Jacob, Jacob, Valérie Zenatti
Jacob, Jacob, août 2014, 168 pages, 16 €
Ecrivain(s): Valérie Zenatti Edition: L'Olivier (Seuil)
Jacob Melki est un jeune juif de Constantine. Nous sommes en 1944 et la France a besoin de soldats pour achever la libération de la France en cette avant-dernière année de guerre. Jacob, pour sa part, rêve d’amour, en particulier avec Lucette qui lui rappelle qu’il va bientôt partir à l’armée. Il se souvient de ses premières impressions, de la séduction produite sur Lucette, dans les files d’attente des marchands de glace…
Nous sommes dans l’Algérie de la Seconde Guerre Mondiale, pays qui a retiré la citoyenneté française aux Juifs d’Algérie pendant le régime de Vichy, mais cherche à présent des recrues.
A la caserne de recrutement de l’armée, Jacob aperçoit des camarades du lycée d’Aumale. Les recrues s’appellent Melki, Bonnin, Ouabedssalam, Attali, Haddad, représentants des différentes communautés de l’Algérie d’alors. Pourtant, la fraternité d’armes ne s’impose guère d’évidence, à tel point que l’un des enrôlés, Haddad, a sauté par-dessus bord, tandis que le navire qui les emmenait sortait de la baie d’Alger…
Ils découvrent dans l’armée les premières humiliations, les premières peurs, l’inutilité ce que leur instituteur leur avait appris, leur sergent-chef préfère ainsi « les soldats qui truffent leurs phrases de fautes, sauf ceux qui sont musulmans et qu’il appelle des bougnoules, eux il les corrige en éclatant de rire, les affuble de surnoms qui le ravissent, Fatima, Bourricot, Bab El Oued ».

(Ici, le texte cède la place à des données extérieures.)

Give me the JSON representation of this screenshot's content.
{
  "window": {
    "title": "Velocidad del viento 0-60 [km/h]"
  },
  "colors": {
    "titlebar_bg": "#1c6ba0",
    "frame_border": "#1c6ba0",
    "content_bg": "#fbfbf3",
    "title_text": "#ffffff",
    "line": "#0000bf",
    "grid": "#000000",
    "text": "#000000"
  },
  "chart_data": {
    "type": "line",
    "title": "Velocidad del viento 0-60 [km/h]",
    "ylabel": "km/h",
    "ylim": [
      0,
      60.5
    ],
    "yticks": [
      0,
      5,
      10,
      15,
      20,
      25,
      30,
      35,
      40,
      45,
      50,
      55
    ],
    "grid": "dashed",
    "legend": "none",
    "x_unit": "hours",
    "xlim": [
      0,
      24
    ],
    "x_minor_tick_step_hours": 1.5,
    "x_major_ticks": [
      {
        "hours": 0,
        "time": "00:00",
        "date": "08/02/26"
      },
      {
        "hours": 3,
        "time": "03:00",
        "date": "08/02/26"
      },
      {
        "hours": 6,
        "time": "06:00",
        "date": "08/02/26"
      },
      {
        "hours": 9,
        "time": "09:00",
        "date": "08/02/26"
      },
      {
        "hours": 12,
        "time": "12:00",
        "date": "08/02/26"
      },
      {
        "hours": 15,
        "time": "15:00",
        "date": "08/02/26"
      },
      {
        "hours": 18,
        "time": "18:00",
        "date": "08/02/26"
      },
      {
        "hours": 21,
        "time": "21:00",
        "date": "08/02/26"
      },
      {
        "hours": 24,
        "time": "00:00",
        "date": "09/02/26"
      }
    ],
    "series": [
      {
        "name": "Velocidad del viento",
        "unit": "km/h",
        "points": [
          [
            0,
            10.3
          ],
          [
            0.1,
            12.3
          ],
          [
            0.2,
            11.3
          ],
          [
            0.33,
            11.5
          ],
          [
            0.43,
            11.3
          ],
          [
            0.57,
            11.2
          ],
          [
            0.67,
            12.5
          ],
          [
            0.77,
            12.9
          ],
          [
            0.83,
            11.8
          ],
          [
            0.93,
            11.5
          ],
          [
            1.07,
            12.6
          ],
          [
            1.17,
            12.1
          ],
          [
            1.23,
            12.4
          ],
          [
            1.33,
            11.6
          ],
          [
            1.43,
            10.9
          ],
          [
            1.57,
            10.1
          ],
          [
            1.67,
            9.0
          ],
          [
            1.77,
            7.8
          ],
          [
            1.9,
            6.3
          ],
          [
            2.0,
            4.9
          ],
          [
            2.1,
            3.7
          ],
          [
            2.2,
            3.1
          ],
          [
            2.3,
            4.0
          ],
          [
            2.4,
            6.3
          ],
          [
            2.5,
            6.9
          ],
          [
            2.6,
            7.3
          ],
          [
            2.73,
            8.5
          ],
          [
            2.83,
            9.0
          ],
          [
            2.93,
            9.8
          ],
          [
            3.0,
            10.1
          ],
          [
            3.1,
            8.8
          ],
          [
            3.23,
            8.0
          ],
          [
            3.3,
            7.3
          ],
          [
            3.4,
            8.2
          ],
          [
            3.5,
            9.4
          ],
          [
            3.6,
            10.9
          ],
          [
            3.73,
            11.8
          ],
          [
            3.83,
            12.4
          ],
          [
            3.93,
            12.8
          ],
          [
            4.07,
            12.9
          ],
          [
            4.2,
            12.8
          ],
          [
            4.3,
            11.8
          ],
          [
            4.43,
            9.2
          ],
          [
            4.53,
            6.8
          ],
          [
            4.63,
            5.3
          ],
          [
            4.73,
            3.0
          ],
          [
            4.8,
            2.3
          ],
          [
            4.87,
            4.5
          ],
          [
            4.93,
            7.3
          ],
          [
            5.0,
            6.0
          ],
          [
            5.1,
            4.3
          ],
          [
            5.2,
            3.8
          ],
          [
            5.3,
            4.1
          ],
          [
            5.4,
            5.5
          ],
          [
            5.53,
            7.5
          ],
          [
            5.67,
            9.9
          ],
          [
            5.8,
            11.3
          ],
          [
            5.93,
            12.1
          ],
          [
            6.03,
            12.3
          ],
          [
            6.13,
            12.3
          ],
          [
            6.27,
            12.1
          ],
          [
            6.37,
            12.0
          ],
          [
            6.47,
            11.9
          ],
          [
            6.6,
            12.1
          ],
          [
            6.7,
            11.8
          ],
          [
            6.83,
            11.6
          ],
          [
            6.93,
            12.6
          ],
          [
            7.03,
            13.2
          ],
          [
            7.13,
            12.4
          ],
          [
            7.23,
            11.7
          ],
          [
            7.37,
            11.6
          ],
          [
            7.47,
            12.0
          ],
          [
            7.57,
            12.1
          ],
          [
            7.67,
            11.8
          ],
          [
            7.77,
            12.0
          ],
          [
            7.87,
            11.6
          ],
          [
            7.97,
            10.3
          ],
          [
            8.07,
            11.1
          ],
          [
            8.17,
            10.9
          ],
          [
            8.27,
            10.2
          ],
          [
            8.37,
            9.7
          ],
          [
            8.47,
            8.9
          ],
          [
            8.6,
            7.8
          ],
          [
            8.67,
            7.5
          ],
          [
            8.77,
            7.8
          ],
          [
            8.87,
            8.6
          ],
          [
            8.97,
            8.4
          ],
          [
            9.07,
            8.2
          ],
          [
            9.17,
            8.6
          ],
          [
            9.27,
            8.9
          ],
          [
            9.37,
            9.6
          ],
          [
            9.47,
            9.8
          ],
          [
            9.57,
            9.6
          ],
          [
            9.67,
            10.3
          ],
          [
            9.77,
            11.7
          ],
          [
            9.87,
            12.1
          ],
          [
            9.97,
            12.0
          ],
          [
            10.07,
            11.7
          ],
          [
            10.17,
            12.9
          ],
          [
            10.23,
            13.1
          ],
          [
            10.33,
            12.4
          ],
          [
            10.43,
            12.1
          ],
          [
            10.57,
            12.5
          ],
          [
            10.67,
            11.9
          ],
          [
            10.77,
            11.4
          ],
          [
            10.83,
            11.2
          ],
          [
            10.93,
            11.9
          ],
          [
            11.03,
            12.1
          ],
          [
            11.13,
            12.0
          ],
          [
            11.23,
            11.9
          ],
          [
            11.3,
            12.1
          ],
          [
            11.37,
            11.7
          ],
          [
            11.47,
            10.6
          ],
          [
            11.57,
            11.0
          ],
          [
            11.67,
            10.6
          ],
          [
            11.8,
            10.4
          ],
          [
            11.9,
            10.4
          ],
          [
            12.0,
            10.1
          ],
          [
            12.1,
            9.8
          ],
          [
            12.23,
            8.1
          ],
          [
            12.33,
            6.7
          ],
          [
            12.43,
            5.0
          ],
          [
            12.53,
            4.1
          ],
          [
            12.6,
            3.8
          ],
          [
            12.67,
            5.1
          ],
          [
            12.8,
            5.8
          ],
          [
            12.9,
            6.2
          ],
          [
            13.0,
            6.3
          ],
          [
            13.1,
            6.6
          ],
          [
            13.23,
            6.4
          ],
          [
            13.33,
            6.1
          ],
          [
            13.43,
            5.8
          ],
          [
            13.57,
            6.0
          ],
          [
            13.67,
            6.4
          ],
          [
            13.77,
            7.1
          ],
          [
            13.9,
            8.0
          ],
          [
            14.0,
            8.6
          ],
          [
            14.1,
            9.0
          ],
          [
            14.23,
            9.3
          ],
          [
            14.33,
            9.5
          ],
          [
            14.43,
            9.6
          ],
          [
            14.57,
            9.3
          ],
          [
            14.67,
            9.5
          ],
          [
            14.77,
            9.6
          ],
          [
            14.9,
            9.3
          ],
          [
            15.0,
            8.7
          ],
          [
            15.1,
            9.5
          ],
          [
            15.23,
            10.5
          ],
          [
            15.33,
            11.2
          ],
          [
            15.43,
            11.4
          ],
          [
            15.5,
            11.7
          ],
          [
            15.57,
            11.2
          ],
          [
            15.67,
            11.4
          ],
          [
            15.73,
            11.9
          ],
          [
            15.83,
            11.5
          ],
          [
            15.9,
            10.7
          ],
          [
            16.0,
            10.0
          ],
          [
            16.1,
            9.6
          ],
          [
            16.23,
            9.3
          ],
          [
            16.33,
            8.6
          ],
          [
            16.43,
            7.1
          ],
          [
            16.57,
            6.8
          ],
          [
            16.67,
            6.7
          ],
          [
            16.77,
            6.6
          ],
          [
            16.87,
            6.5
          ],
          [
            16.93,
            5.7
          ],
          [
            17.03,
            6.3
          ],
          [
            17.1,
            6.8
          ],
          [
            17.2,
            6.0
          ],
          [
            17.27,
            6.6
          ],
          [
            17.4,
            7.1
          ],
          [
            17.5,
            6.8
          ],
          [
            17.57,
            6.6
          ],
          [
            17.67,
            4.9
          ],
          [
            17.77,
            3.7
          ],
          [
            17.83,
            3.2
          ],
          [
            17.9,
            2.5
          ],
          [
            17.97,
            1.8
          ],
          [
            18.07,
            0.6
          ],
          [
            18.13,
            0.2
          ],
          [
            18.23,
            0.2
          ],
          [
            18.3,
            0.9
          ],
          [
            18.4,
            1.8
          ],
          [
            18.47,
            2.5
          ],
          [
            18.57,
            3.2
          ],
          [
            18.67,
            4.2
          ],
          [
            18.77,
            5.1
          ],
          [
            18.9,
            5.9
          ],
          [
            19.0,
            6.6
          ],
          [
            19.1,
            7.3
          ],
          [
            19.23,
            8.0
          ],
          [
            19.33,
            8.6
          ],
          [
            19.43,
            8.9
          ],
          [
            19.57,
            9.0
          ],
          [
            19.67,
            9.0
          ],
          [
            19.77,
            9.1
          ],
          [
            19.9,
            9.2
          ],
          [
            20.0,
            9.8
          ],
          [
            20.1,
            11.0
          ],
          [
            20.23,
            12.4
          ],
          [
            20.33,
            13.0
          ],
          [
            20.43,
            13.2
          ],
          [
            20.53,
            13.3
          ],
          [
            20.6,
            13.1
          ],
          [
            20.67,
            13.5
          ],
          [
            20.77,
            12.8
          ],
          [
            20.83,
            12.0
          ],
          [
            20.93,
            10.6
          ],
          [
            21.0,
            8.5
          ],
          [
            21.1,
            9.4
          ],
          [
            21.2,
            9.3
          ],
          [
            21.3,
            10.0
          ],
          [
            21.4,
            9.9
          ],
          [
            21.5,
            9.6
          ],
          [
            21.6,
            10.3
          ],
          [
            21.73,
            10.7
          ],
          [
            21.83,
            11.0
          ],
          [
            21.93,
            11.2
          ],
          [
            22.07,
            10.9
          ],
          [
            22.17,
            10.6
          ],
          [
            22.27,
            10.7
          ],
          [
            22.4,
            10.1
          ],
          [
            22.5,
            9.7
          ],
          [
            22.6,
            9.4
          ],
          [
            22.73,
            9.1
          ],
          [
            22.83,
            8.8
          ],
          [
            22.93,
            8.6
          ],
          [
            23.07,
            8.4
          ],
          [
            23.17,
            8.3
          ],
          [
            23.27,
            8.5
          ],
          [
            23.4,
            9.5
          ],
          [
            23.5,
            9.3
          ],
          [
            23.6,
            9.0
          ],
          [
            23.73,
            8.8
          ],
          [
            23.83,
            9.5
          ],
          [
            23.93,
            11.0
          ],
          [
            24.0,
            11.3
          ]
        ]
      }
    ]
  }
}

Au cours des combats en France, durant la libération de l’Alsace, Jacob est initié à l’amour par Louise. Cette relation amoureuse lui apporte un soutien moral décisif durant cette guerre, durant laquelle il va être témoin de la mort de certains de ses compagnons d’armes, parmi lesquels Bonnin. Le personnage de Jacob ne se pose pas de questions, il est emporté par l’Histoire, par son arbitraire, sa cruauté. L’auteure indique à la fin du récit ses origines familiales : « Jacob avait dû la vie au mariage arrangé entre Rachel et Haïm, le 17 octobre 1906, dans l’arrondissement de Guemla, commune de Tébessa ». On y dévoile la consistance profonde de Jacob : « Jacob était fait de ces mots transmis de génération en génération, prières, bénédictions, exclamations, il était fait aussi des silences si nombreux autour de l’amour, de la mort ».
Beau roman, qui nous fait toucher du doigt la condition de ces gens simples décrits dans le récit, pris dans les méandres cruels de l’Histoire, dévoreuse de destins.